Presentation Authors: Michael Kiebish, Boston, MA, Jennifer Cullen, Prachi Mishra*, Alagarsamy Srinivasan, Inger Rosner, David McLeod, Rockville, MD, Amina Ali, Bethesda, MD, Leonardo Rodrigues, Viatcheslav Akmaev, Rangaprasad Sarangarajan, Niven Narain, Boston, MA, Albert Dobi, Shiv Srivastava, Rockville, MD
Introduction: Predicting the clinical course of prostate cancer is challenging due to the wide biological spectrum of the disease. Development of prognostic panels that include multiple type of analytes requires sensitive and reproducible detection methods and advanced bioinformatics platforms. The objective of our study was to identify prostate cancer prognostic markers employing an advanced multi-omics discovery platform.

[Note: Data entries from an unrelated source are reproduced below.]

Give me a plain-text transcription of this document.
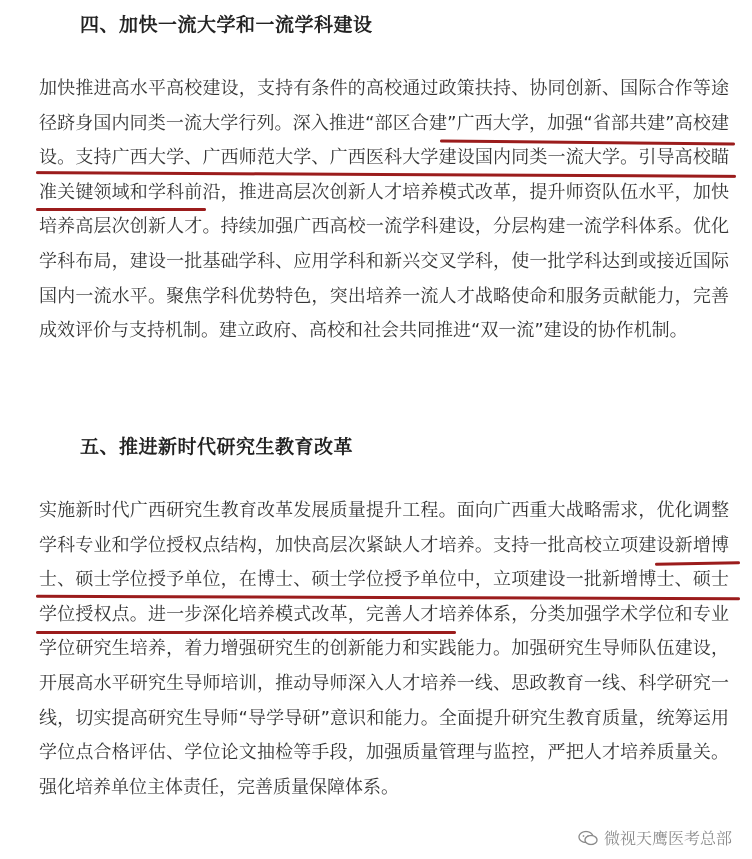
四、加快一流大学和一流学科建设

加快推进高水平高校建设，支持有条件的高校通过政策扶持、协同创新、国际合作等途径跻身国内同类一流大学行列。深入推进“部区合建”广西大学，加强“省部共建”高校建设。支持广西大学、广西师范大学、广西医科大学建设国内同类一流大学。引导高校瞄准关键领域和学科前沿，推进高层次创新人才培养模式改革，提升师资队伍水平，加快培养高层次创新人才。持续加强广西高校一流学科建设，分层构建一流学科体系。优化学科布局，建设一批基础学科、应用学科和新兴交叉学科，使一批学科达到或接近国际国内一流水平。聚焦学科优势特色，突出培养一流人才战略使命和服务贡献能力，完善成效评价与支持机制。建立政府、高校和社会共同推进“双一流”建设的协作机制。

五、推进新时代研究生教育改革

实施新时代广西研究生教育改革发展质量提升工程。面向广西重大战略需求，优化调整学科专业和学位授权点结构，加快高层次紧缺人才培养。支持一批高校立项建设新增博士、硕士学位授予单位，在博士、硕士学位授予单位中，立项建设一批新增博士、硕士学位授权点。进一步深化培养模式改革，完善人才培养体系，分类加强学术学位和专业学位研究生培养，着力增强研究生的创新能力和实践能力。加强研究生导师队伍建设，开展高水平研究生导师培训，推动导师深入人才培养一线、思政教育一线、科学研究一线，切实提高研究生导师“导学导研”意识和能力。全面提升研究生教育质量，统筹运用学位点合格评估、学位论文抽检等手段，加强质量管理与监控，严把人才培养质量关。强化培养单位主体责任，完善质量保障体系。

微视天鹰医考总部
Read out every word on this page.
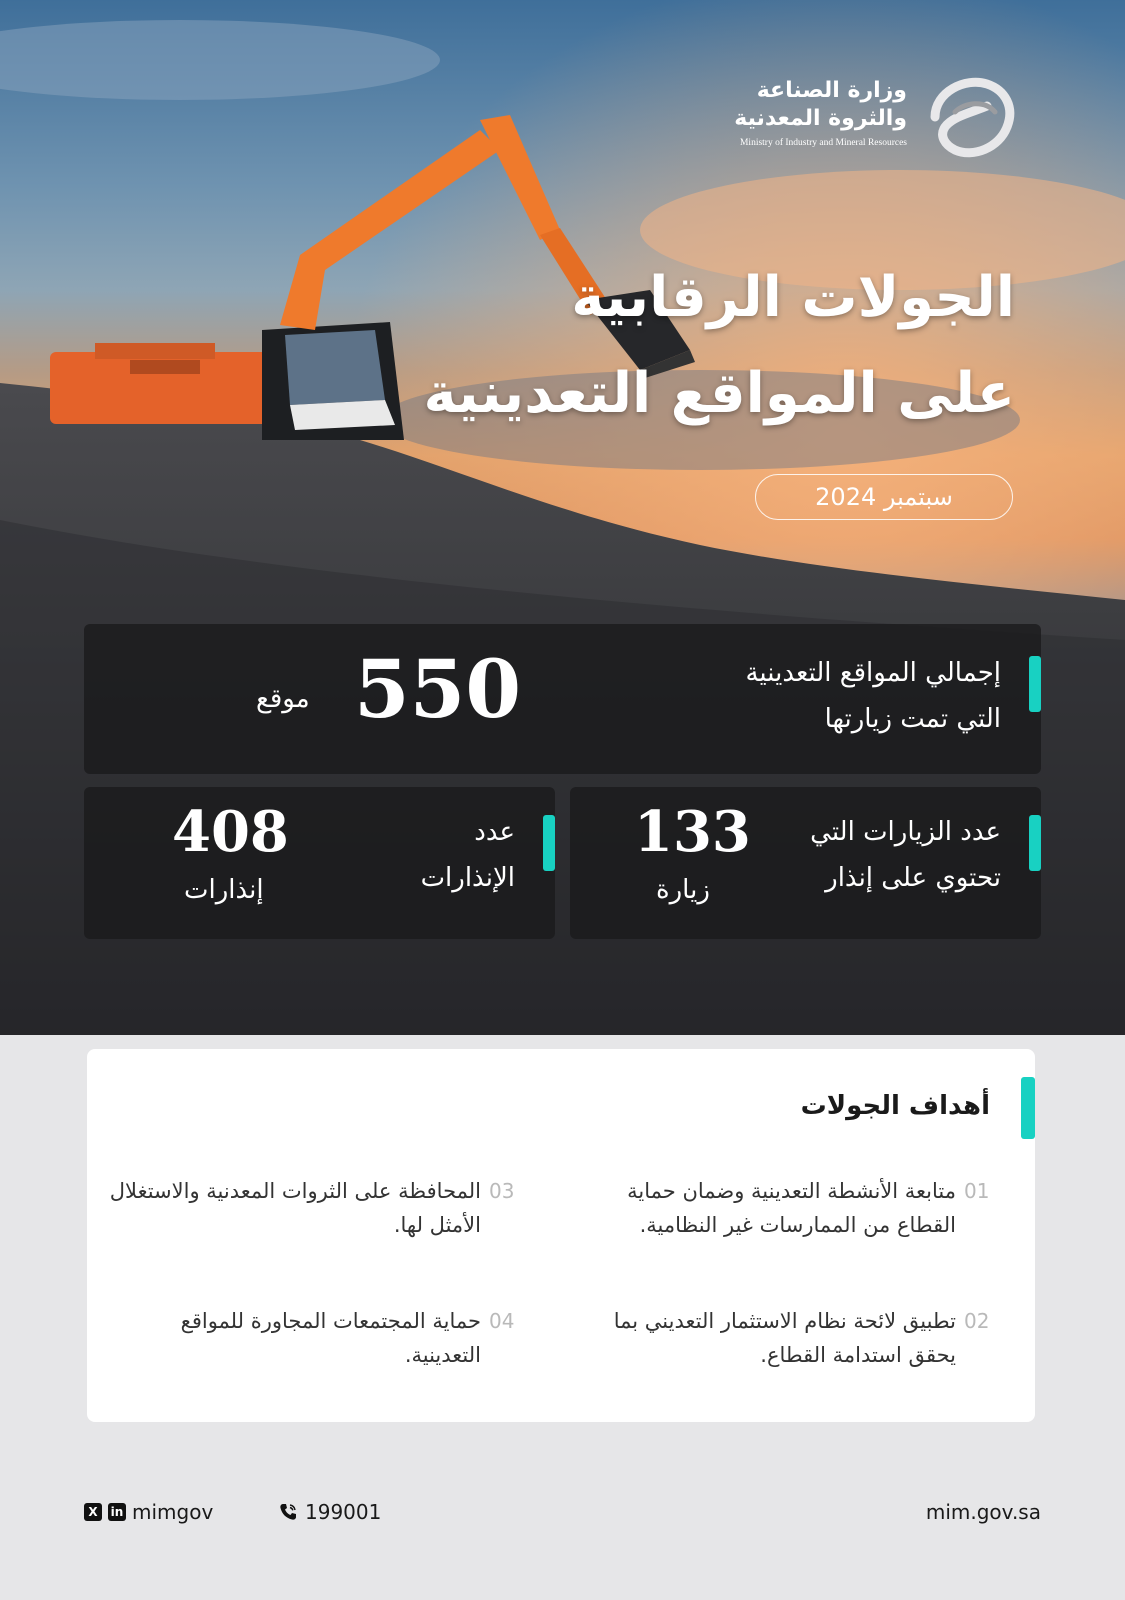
وزارة الصناعة
والثروة المعدنية
Ministry of Industry and Mineral Resources
الجولات الرقابية
على المواقع التعدينية
سبتمبر 2024
إجمالي المواقع التعدينية
التي تمت زيارتها
550
موقع
عدد الزيارات التي
تحتوي على إنذار
133
زيارة
عدد
الإنذارات
408
إنذارات
أهداف الجولات
01
متابعة الأنشطة التعدينية وضمان حماية القطاع من الممارسات غير النظامية.
02
تطبيق لائحة نظام الاستثمار التعديني بما يحقق استدامة القطاع.
03
المحافظة على الثروات المعدنية والاستغلال الأمثل لها.
04
حماية المجتمعات المجاورة للمواقع التعدينية.
X	in mimgov	199001	mim.gov.sa
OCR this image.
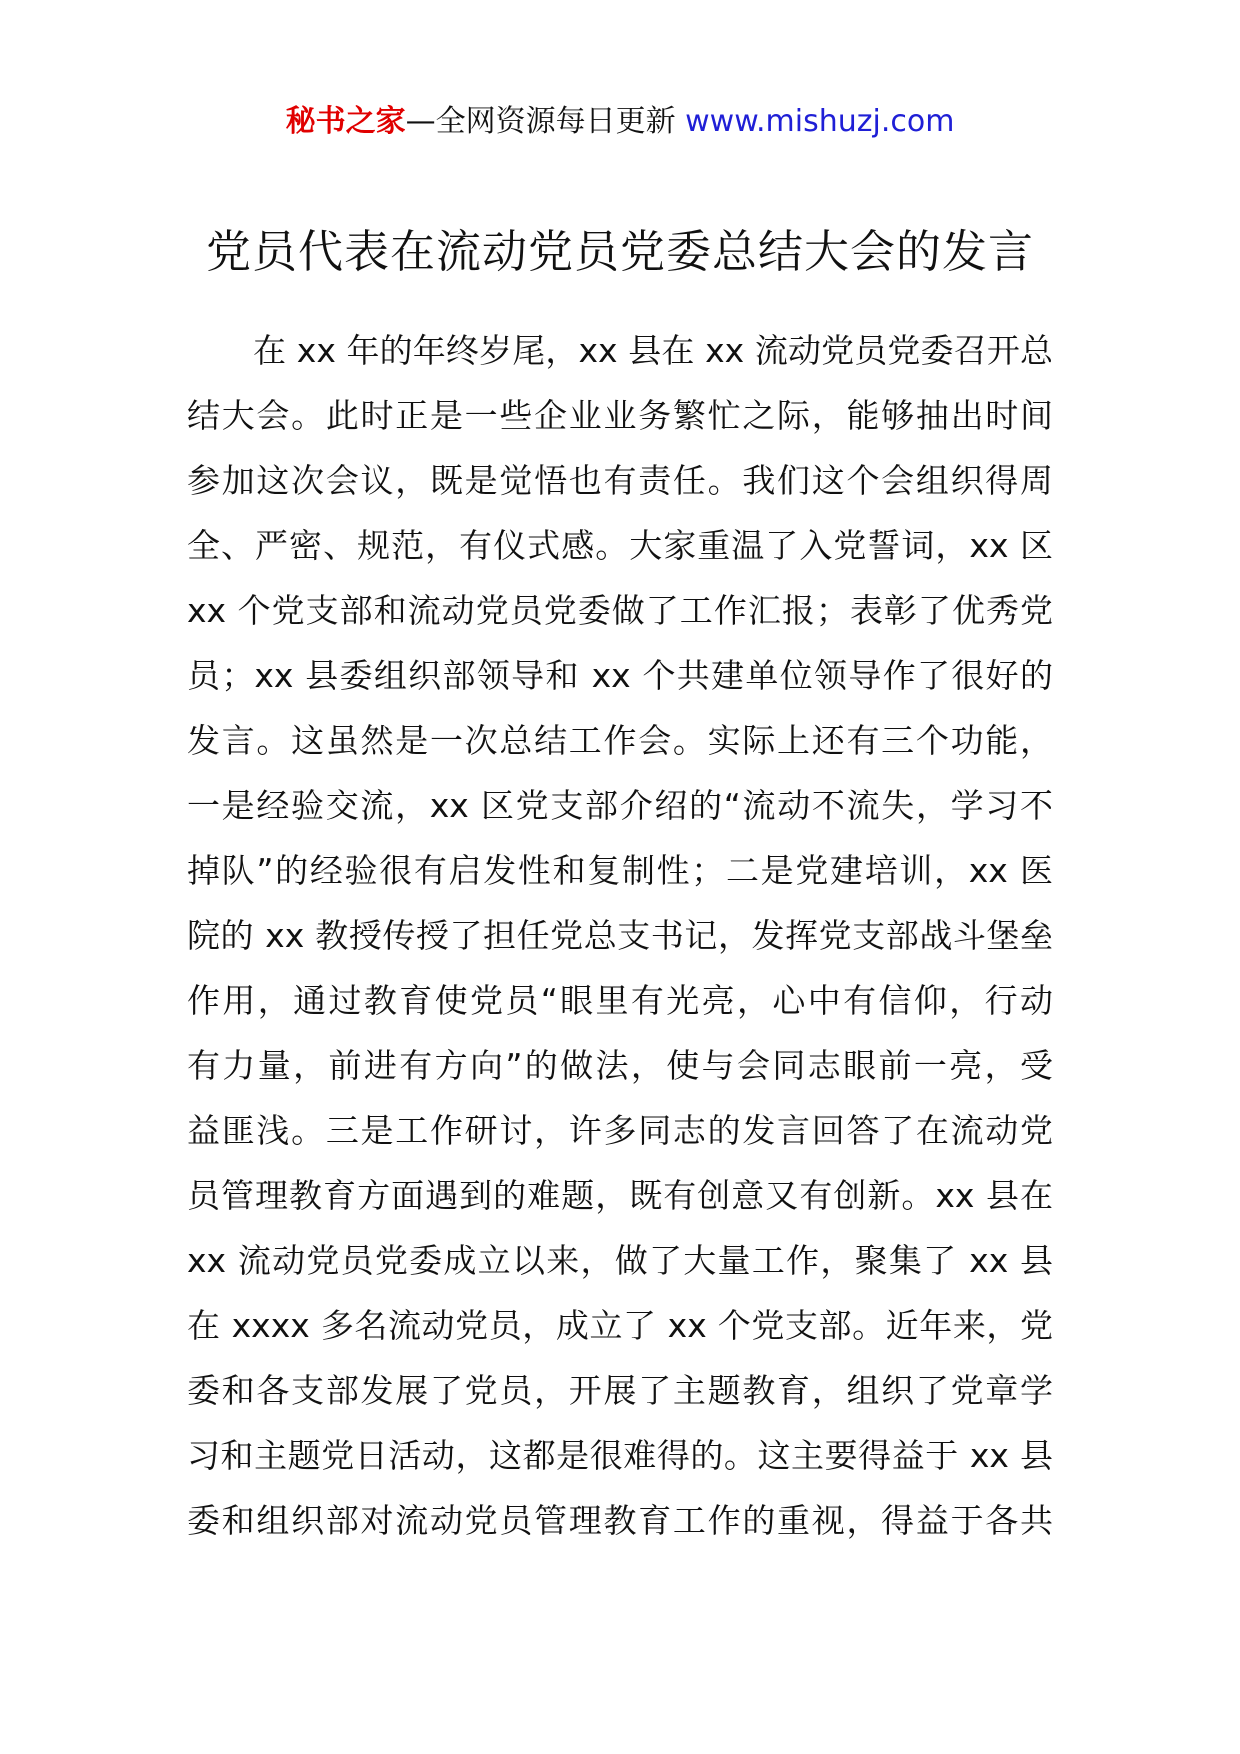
秘书之家—全网资源每日更新 www.mishuzj.com
党员代表在流动党员党委总结大会的发言
在 xx 年的年终岁尾，xx 县在 xx 流动党员党委召开总
结大会。此时正是一些企业业务繁忙之际，能够抽出时间
参加这次会议，既是觉悟也有责任。我们这个会组织得周
全、严密、规范，有仪式感。大家重温了入党誓词，xx 区
xx 个党支部和流动党员党委做了工作汇报；表彰了优秀党
员；xx 县委组织部领导和 xx 个共建单位领导作了很好的
发言。这虽然是一次总结工作会。实际上还有三个功能，
一是经验交流，xx 区党支部介绍的“流动不流失，学习不
掉队”的经验很有启发性和复制性；二是党建培训，xx 医
院的 xx 教授传授了担任党总支书记，发挥党支部战斗堡垒
作用，通过教育使党员“眼里有光亮，心中有信仰，行动
有力量，前进有方向”的做法，使与会同志眼前一亮，受
益匪浅。三是工作研讨，许多同志的发言回答了在流动党
员管理教育方面遇到的难题，既有创意又有创新。xx 县在
xx 流动党员党委成立以来，做了大量工作，聚集了 xx 县
在 xxxx 多名流动党员，成立了 xx 个党支部。近年来，党
委和各支部发展了党员，开展了主题教育，组织了党章学
习和主题党日活动，这都是很难得的。这主要得益于 xx 县
委和组织部对流动党员管理教育工作的重视，得益于各共
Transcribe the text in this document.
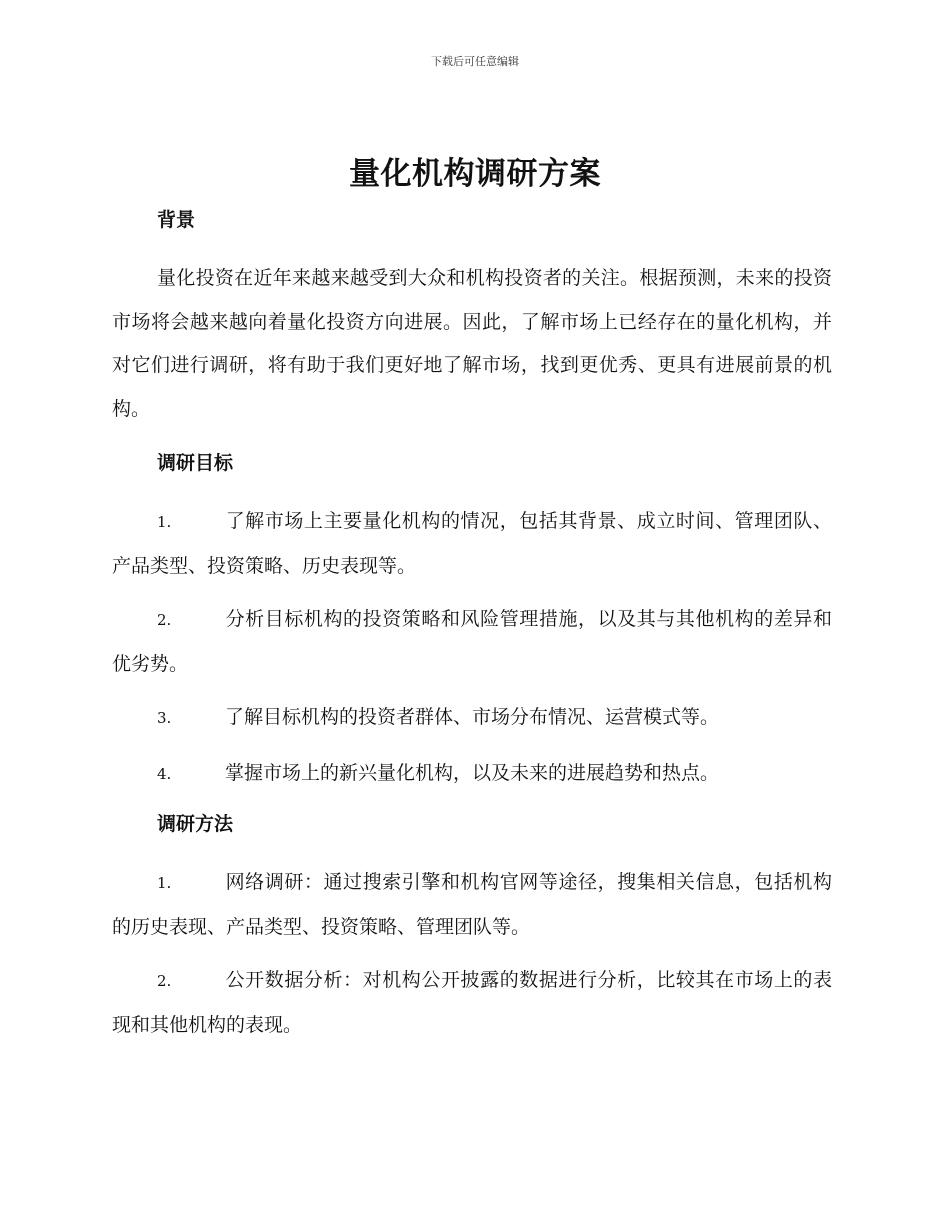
下载后可任意编辑
量化机构调研方案
背景

量化投资在近年来越来越受到大众和机构投资者的关注。根据预测，未来的投资市场将会越来越向着量化投资方向进展。因此，了解市场上已经存在的量化机构，并对它们进行调研，将有助于我们更好地了解市场，找到更优秀、更具有进展前景的机构。

调研目标
1.	了解市场上主要量化机构的情况，包括其背景、成立时间、管理团队、产品类型、投资策略、历史表现等。
2.	分析目标机构的投资策略和风险管理措施，以及其与其他机构的差异和优劣势。
3.	了解目标机构的投资者群体、市场分布情况、运营模式等。
4.	掌握市场上的新兴量化机构，以及未来的进展趋势和热点。
调研方法
1.	网络调研：通过搜索引擎和机构官网等途径，搜集相关信息，包括机构的历史表现、产品类型、投资策略、管理团队等。
2.	公开数据分析：对机构公开披露的数据进行分析，比较其在市场上的表现和其他机构的表现。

Methods: Pre-surgery serum samples were evaluated among a longitudinally followed (median 10 years), racially diverse prostate cancer patient group (N=385). Samples were analyzed by mass spectrometry including proteomic, metabolomic and lipidomic (multi-omics analyses) to differentiate disease progression-free patients (N=310) from patients with disease progression (N=75) through regression and Bayesian computational approaches.
Results: The integration of disease progression data with multi-omics profiles identified the combined predictive performance of two proteins (Tenascin C and Apolipoprotein AIV), a metabolite (1-Methyladenosine) and a phospholipid molecular species (phosphatidic acid PA 18:0-22:0) with a cumulative performance of AUC= 0.78 for differentiating patients with progression-free survival from patients with disease progression. The combination of two clinical features, pathological measurement of T-Stage and Gleason score, along with molecular analytes further increased the AUC to 0.89 with a NPV of 0.96 and an odds ratio of 12.4.
Conclusions: We identified a panel of multi-analytes and clinical features with robust performance in predicting progression-free disease survival of patients with prostate cancer by evaluating pre-surgery serum samples. This panel offers new opportunities with potential impact on primary treatment and surveillance strategies.
Source of Funding: This research was supported by the USUHS-CPDR fund (HU0001-10-2-0002) to I.L.R. and S.S.; P.M. was the recipient of the Colonel (Ret.) David G. McLeod Prostate Cancer Research Fellowship supported by Berg Health.